Das Zulassungsverfahren für DiGA ist robust

Weil es von Mut und guten neuen Ideen mehr braucht, gehen Vorschläge für eine erschwerte Zulassung völlig in die falsche Richtung. Wer meint, dass die Kriterien der Zulassung zu lax sind, ignoriert, dass rund 70 Prüfanträge bis heute gerade einmal 15 DiGAs hervorgebracht haben. Viele davon sind außerdem nur probeweise zugelassen.

Die Forderung des Bundesverbands der Vertragspsychotherapeuten (Bvvp), diese vorläufige Zulassung komplett zu streichen, würde dem Wettbewerb um die beste digitale Versorgungslösung nachhaltig einen Riegel vorschieben. Falls es dazu kommt, wäre das ohnehin komplexe Entwickeln einer DiGA wahrscheinlich nur noch mit Millioneninvestments zu stemmen.
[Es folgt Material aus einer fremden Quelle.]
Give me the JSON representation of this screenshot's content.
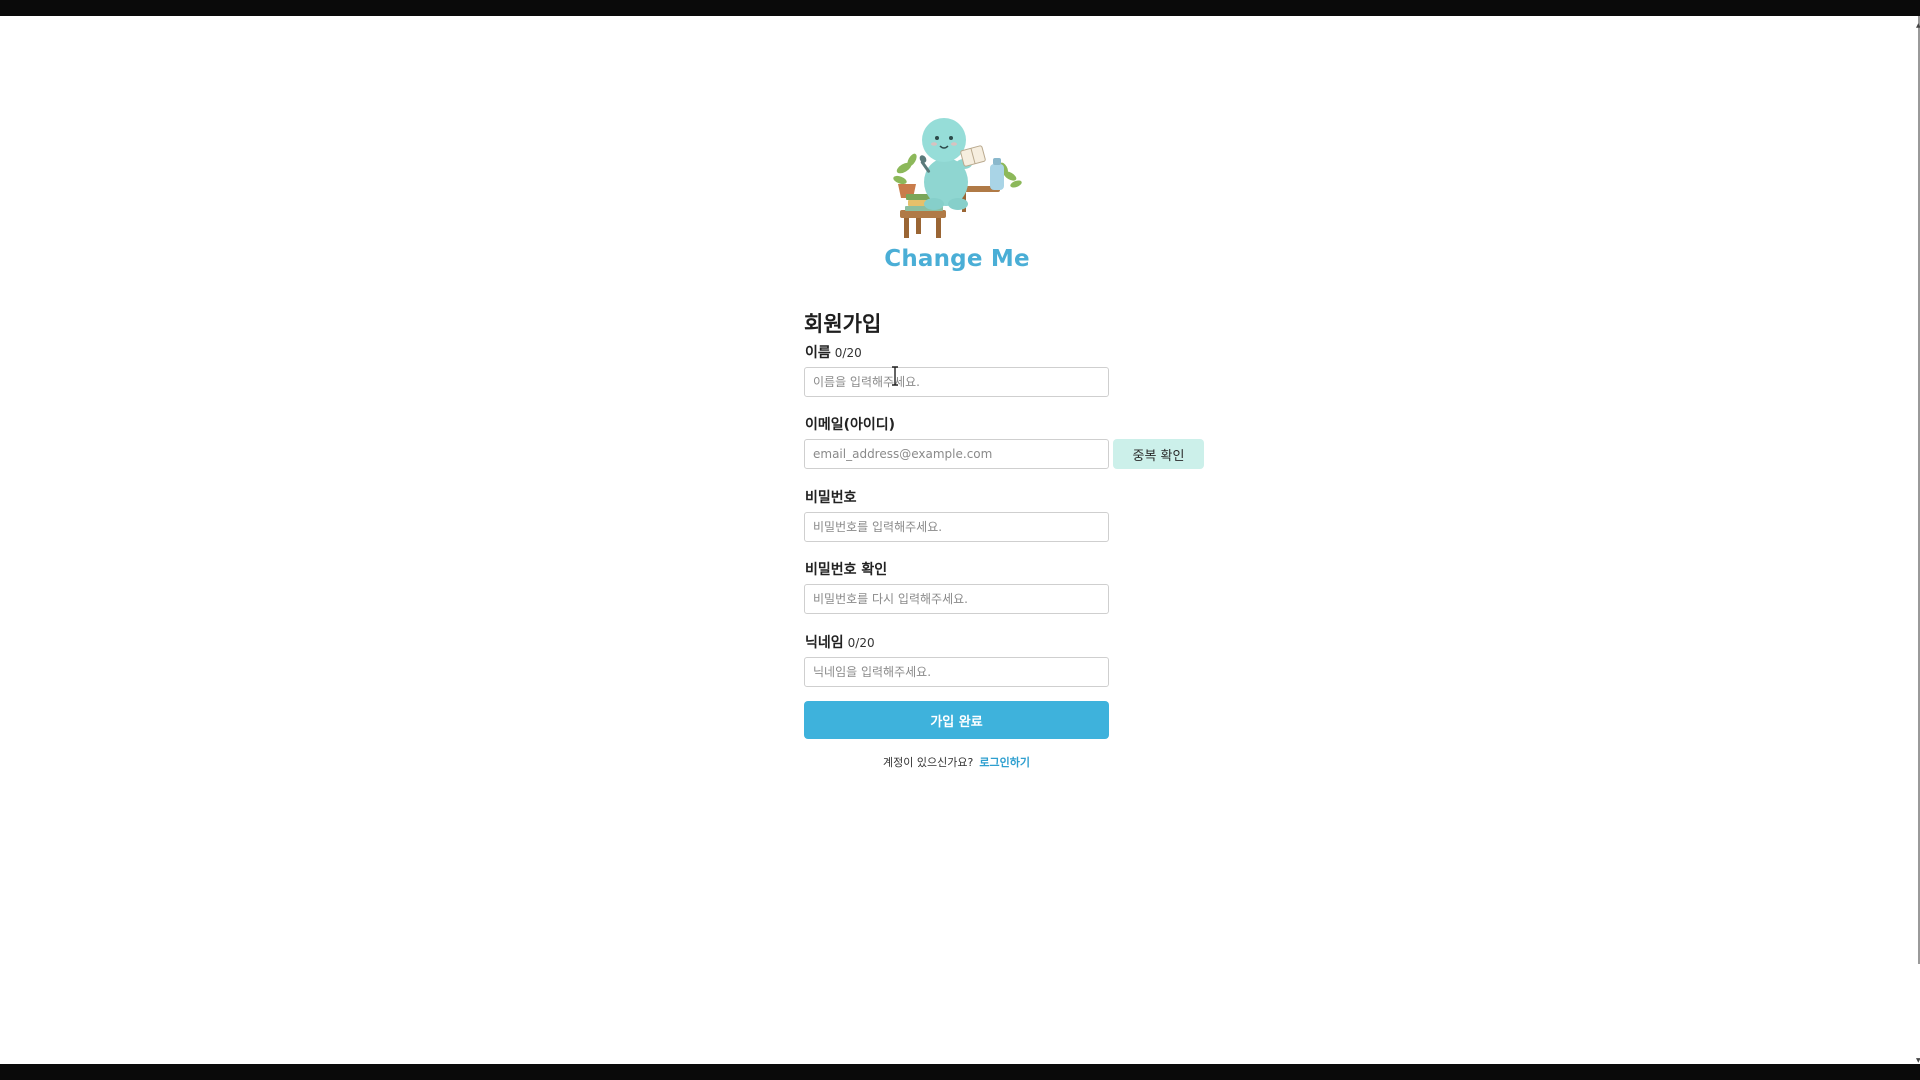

Dass es in Deutschland überhaupt DiGAs gibt, ist ein großer Fortschritt, für den wir international beneidet werden. Damit das Potenzial der Apps für Ärzte, Patienten und weitere Stakeholder voll ausgeschöpft werden kann, braucht es allerdings eine solide finanzielle Basis. Langfristig werden DiGAs nur dann eine Erfolgsgeschichte, wenn die Finanzierung klar geregelt ist – und zwar auch für Ärzte. Meine Frage bleibt: Wie viel lassen wir uns DiGAs kosten?